La cheffe française Ariane Matiakh dirige La Voix Humaine de Poulenc du 18 au 26 février à l’Opéra National du Rhin. Patricia Petibon incarnera « Elle », la protagoniste. Cinq questions sur une œuvre qui en appelle des milliards.
À quoi pensez-vous après votre première lecture de l’œuvre ?

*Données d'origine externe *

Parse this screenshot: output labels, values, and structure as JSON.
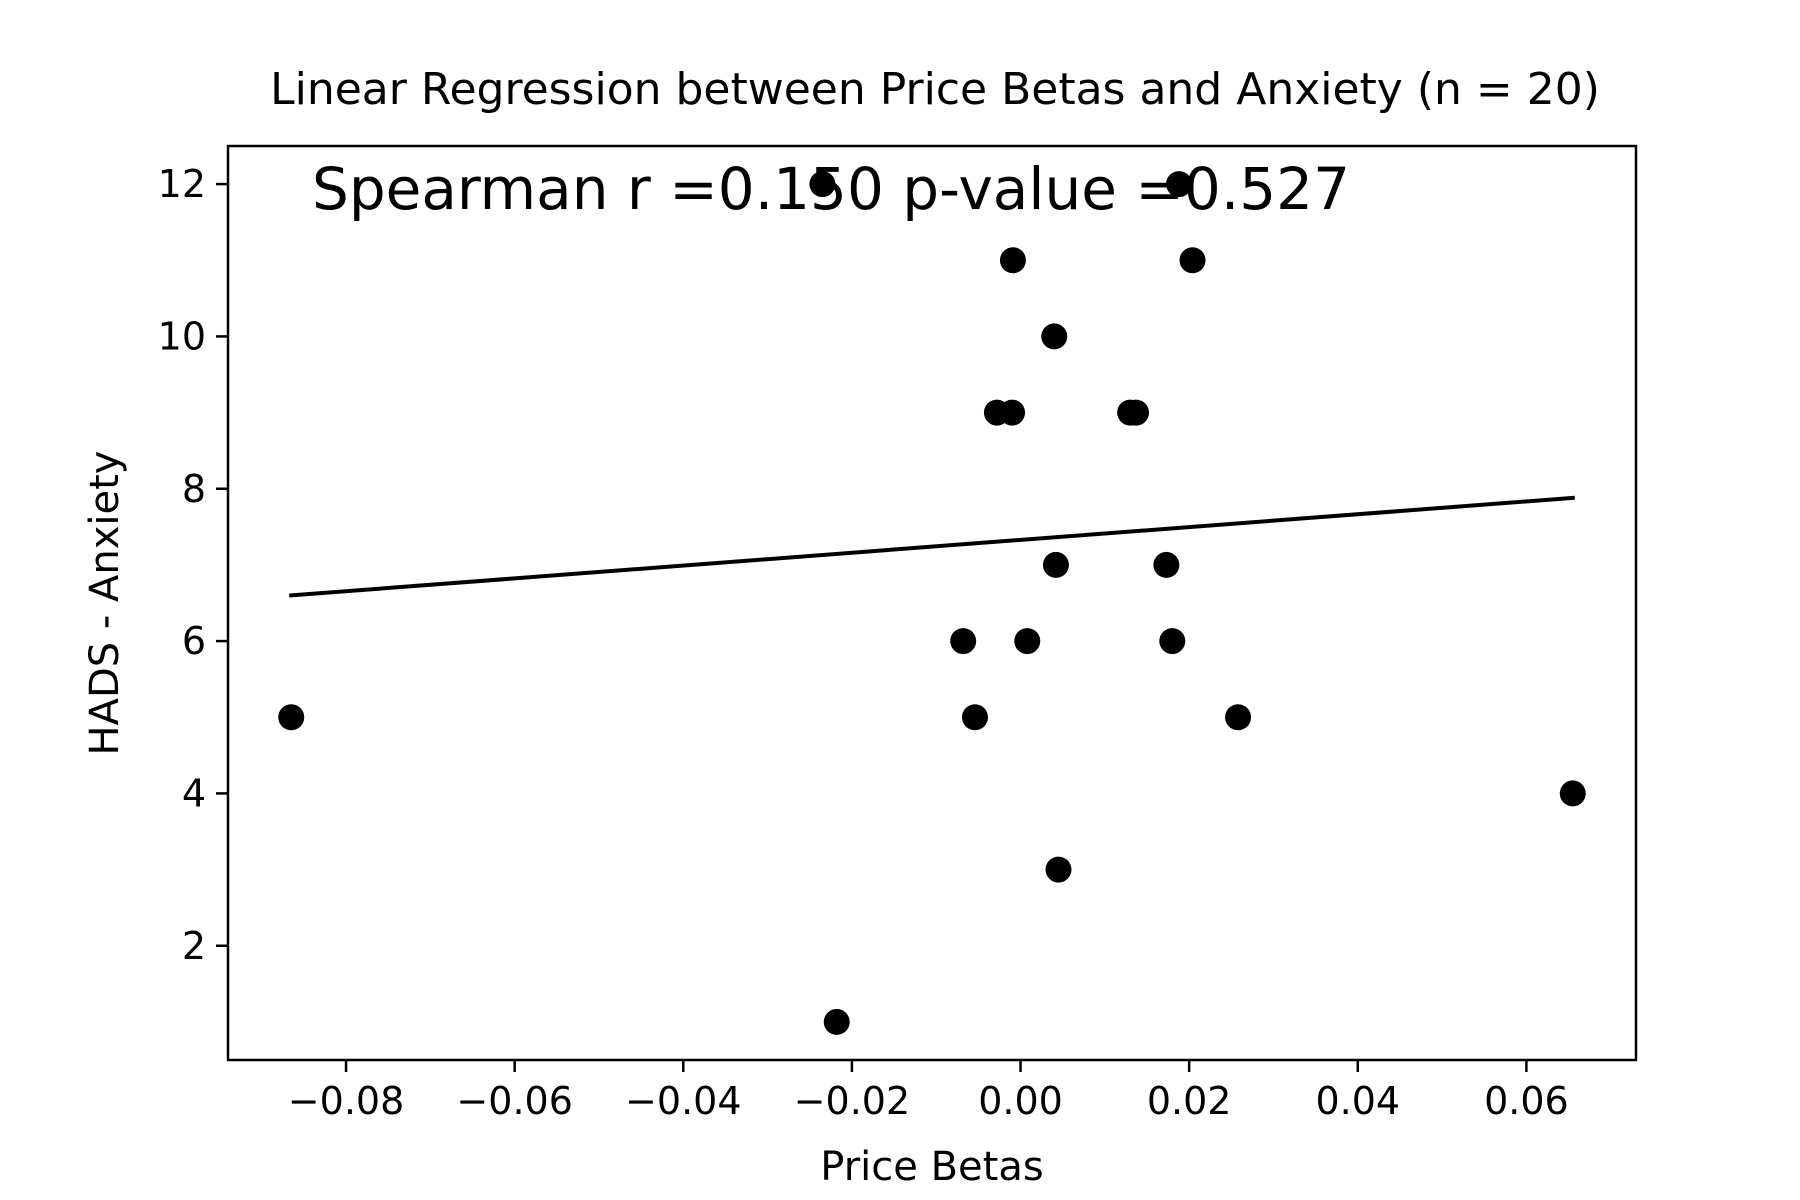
{
  "chart_data": {
    "type": "scatter",
    "title": "Linear Regression between Price Betas and Anxiety (n = 20)",
    "xlabel": "Price Betas",
    "ylabel": "HADS - Anxiety",
    "xlim": [
      -0.094,
      0.073
    ],
    "ylim": [
      0.5,
      12.5
    ],
    "xticks": [
      -0.08,
      -0.06,
      -0.04,
      -0.02,
      0.0,
      0.02,
      0.04,
      0.06
    ],
    "xtick_labels": [
      "−0.08",
      "−0.06",
      "−0.04",
      "−0.02",
      "0.00",
      "0.02",
      "0.04",
      "0.06"
    ],
    "yticks": [
      2,
      4,
      6,
      8,
      10,
      12
    ],
    "ytick_labels": [
      "2",
      "4",
      "6",
      "8",
      "10",
      "12"
    ],
    "grid": false,
    "annotation": "Spearman r =0.150 p-value =0.527",
    "points": [
      {
        "x": -0.0865,
        "y": 5
      },
      {
        "x": -0.0235,
        "y": 12
      },
      {
        "x": -0.0218,
        "y": 1
      },
      {
        "x": -0.0068,
        "y": 6
      },
      {
        "x": -0.0054,
        "y": 5
      },
      {
        "x": -0.0028,
        "y": 9
      },
      {
        "x": -0.001,
        "y": 9
      },
      {
        "x": -0.0009,
        "y": 11
      },
      {
        "x": 0.0008,
        "y": 6
      },
      {
        "x": 0.004,
        "y": 10
      },
      {
        "x": 0.0042,
        "y": 7
      },
      {
        "x": 0.0045,
        "y": 3
      },
      {
        "x": 0.013,
        "y": 9
      },
      {
        "x": 0.0137,
        "y": 9
      },
      {
        "x": 0.0173,
        "y": 7
      },
      {
        "x": 0.018,
        "y": 6
      },
      {
        "x": 0.0188,
        "y": 12
      },
      {
        "x": 0.0204,
        "y": 11
      },
      {
        "x": 0.0258,
        "y": 5
      },
      {
        "x": 0.0655,
        "y": 4
      }
    ],
    "regression_line": {
      "x": [
        -0.0865,
        0.0655
      ],
      "y": [
        6.6,
        7.88
      ]
    },
    "colors": {
      "points": "#000000",
      "line": "#000000",
      "axes": "#000000"
    }
  }
}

On ne sort pas indemne de cette expérience, car le sujet est éminemment moderne dans nos sociétés où l’utilisation extrême de nos téléphones, transforme les relations entre les êtres humains, au point de pouvoir multiplier les contacts sans jamais se voir ni se toucher. Cocteau et Poulenc anticipaient déjà en leur temps le délitement du contact humain dû au développement de la technologie, la réduction du lien humain à des voix, dont la pièce, qui comporte deux protagonistes, n’en fait d’ailleurs entendre qu’une! L’invention du téléphone a donc modifié profondément les rapports entre les êtres et il n’y a rien de plus glaçant que de constater au fil de la pièce les mensonges et la déformation de la réalité que l’utilisation du téléphone favorise entre deux êtres qui se parlent à distance.
Le texte de La Voix Humaine est caractéristique d’une époque, mais ce que vit la protagoniste, tout le monde peut s’y projeter. Est-ce que vous l’entendez ainsi ?
Effectivement, je ne vois pas une affaire de genre ou d’époque dans cet opéra mais bien une histoire universelle et intemporelle entre des êtres qui vivent l’amour et le désamour, qui souffrent et se sentent misérables face à l’abandon de la personne aimée, et ce quelle que soit leur origine, leur sexe ou leur orientation sexuelle. Poulenc a d’ailleurs souvent dit s’être identifié à ses deux dernières héroïnes Blanche de La Force et Elle, s’inspirant de ses propres interrogations et désillusions face aux tourments de l’amour et de l’expérience de la mort d’êtres chers.
À quel point, en tant que cheffe, entre-t-on en empathie pour la performance physique et vocale de l’interprète ?
Nous avons une chance inestimable d’avoir une artiste aussi expérimentée que Patricia Petibon pour tenir le rôle d’Elle. Patricia est non seulement une remarquable chanteuse, mais aussi une excellente actrice. Je ressens de l’empathie pour son personnage et de l’admiration pour l’interprète. Malgré la brièveté relative de l’oeuvre, le rôle est très exigeant car il appelle des ruptures émotionnelles radicales ponctuées de nombreux silences où le drame se construit là où la musique s’arrête. Poulenc emploie ici le principe de rétention musicale afin de pousser le personnage à passer d’une émotion à l’autre sans jamais aboutir à quelque chose de raisonné, sans jamais permettre la moindre conclusion. C’est une oeuvre qui reste en suspens, qui trouve son essence dans ce qui n’est pas dit, à la limite sous-entendu. Il incombe à la chanteuse de faire vivre son personnage dans le chaos de son mental éprouvé, comme on marcherait sur un fil fragile prêt à rompre à chaque instant.
Que dit l’orchestre du drame que ne dirait pas le texte ?
À mon sens, l’orchestre crée d’abord ici des atmosphères. Ses sons souvent voluptueux et généreux doivent envelopper la chanteuse ou au contraire ses ponctuations cinglantes la malmener et la pousser dans ses retranchements. Je ne crois pas que l’orchestre nous fasse entendre ce « Il » qui est au bout du fil et qu’on ne connaît pas. C’est Elle qui est au centre de l’opéra ; c’est d’Elle que parle la musique. Cocteau disait très justement que l’orchestre exprime le « pathos » de sa pièce. Il amplifie les sentiments de la chanteuse, il nous les rend palpables, il décuple les émotions. Quand la musique s’arrête, le poids insoutenable des silences écrits, voulus par le compositeur entre deux phrases musicales, se trouve d’ailleurs renforcé par rapport à la pièce de théâtre. Le silence n’est pas antimonique à la musique ; il en est consubstantiel.
Poulenc, avec Britten et Chostakovitch est l’un des génies solitaires du XXe siècle, qu’est ce qui fait son succès aujourd’hui ?
Poulenc parle vrai, se livre entièrement dans son œuvre. Je pense que son authenticité se ressent dans sa musique ainsi que le courage d’être et de rester soi-même, tout en embrassant ses contradictions et ses démons. Il fait de sa musique symphonique et lyrique des voyages émotionnels intemporels. Sa musique n’est donc pas le reflet d’une époque mais l’expression profonde de la singularité de notre humanité, celle qui relie de fait les générations.